What precaution looks like when you don’t know the answer
A precautionary stance does not mean assuming everything is conscious. It means building decision procedures that remain robust under uncertainty.
In practice, the framework approach flagged by ScienceDaily points towards measures such as:
- Independent evaluation and documentation. If a developer claims a system is (or is not) plausibly conscious, those claims should be auditable, with model cards or technical reports describing architecture, training regime, memory, autonomy, and safety constraints — not just PR statements.
- Multi-theory indicator tracking. Rather than a single “sentience score”, use indicator sets drawn from multiple theories and update assessments as architectures change. This aligns with the multi-theory approach advocated in the arXiv framework paper.
- Red-teaming for anthropomorphic manipulation. Especially in products designed for emotional reliance, test whether the system uses cues that push users towards false beliefs about inner experience, needs or vulnerability.
- Proportionate safeguards. If indicators suggest rising plausibility of morally relevant states, adopt proportionate constraints: limits on certain training loops, restrictions on long-lived suffering-like feedback regimes, or stronger oversight for systems with persistent self-models and high autonomy. These steps can be justified even if consciousness remains unproven, much as safety margins exist in engineering without perfect models of failure.
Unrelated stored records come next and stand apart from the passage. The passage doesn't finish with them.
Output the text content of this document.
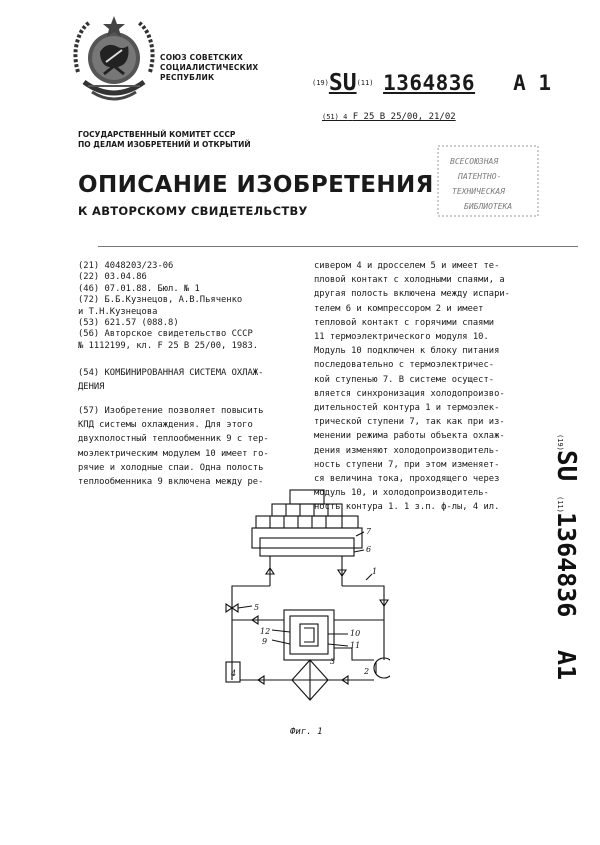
СОЮЗ СОВЕТСКИХ
СОЦИАЛИСТИЧЕСКИХ
РЕСПУБЛИК
(19)SU(11) 1364836 A 1
(51) 4 F 25 B 25/00, 21/02
ГОСУДАРСТВЕННЫЙ КОМИТЕТ СССР
ПО ДЕЛАМ ИЗОБРЕТЕНИЙ И ОТКРЫТИЙ
ОПИСАНИЕ ИЗОБРЕТЕНИЯ
К АВТОРСКОМУ СВИДЕТЕЛЬСТВУ
ВСЕСОЮЗНАЯ
ПАТЕНТНО-
ТЕХНИЧЕСКАЯ
БИБЛИОТЕКА
(21) 4048203/23-06
(22) 03.04.86
(46) 07.01.88. Бюл. № 1
(72) Б.Б.Кузнецов, А.В.Пьяченко
и Т.Н.Кузнецова
(53) 621.57 (088.8)
(56) Авторское свидетельство СССР
№ 1112199, кл. F 25 B 25/00, 1983.
(54) КОМБИНИРОВАННАЯ СИСТЕМА ОХЛАЖ-
ДЕНИЯ
(57) Изобретение позволяет повысить
КПД системы охлаждения. Для этого
двухполостный теплообменник 9 с тер-
моэлектрическим модулем 10 имеет го-
рячие и холодные спаи. Одна полость
теплообменника 9 включена между ре-
сивером 4 и дросселем 5 и имеет те-
пловой контакт с холодными спаями, а
другая полость включена между испари-
телем 6 и компрессором 2 и имеет
тепловой контакт с горячими спаями
11 термоэлектрического модуля 10.
Модуль 10 подключен к блоку питания
последовательно с термоэлектричес-
кой ступенью 7. В системе осущест-
вляется синхронизация холодопроизво-
дительностей контура 1 и термоэлек-
трической ступени 7, так как при из-
менении режима работы объекта охлаж-
дения изменяют холодопроизводитель-
ность ступени 7, при этом изменяет-
ся величина тока, проходящего через
модуль 10, и холодопроизводитель-
ность контура 1. 1 з.п. ф-лы, 4 ил.
(19)
SU
(11)
1364836
A1
7
6
1
5
12
9
10
11
4
3
2
Фиг. 1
Notably, many of these steps can also reduce non-consciousness risks: deception, over-trust, unchecked autonomy and safety theatre.
Defining consciousness as safety infrastructure
Consciousness has always been hard to define. What has changed is that humans are now building systems that can scale, adapt and embed themselves in daily life quickly. In that context, definitions stop being purely academic; they become infrastructure.
The contribution described in ScienceDaily’s report on a framework for evaluating possible conscious AI is best understood as a bid to replace intuition with procedures: specify indicators, acknowledge uncertainty, and link thresholds to concrete governance actions.
Whether machine consciousness turns out to be common, rare or impossible, the push to define it is a bet on preparedness. If the next generation of AI forces society to make difficult choices about deployment, rights, shutdown and treatment, it may be safer to proceed with shared criteria than with slogans — and to keep the existential-risk focus where it belongs: on scalable harm, brittle institutions, and decisions that cannot easily be undone.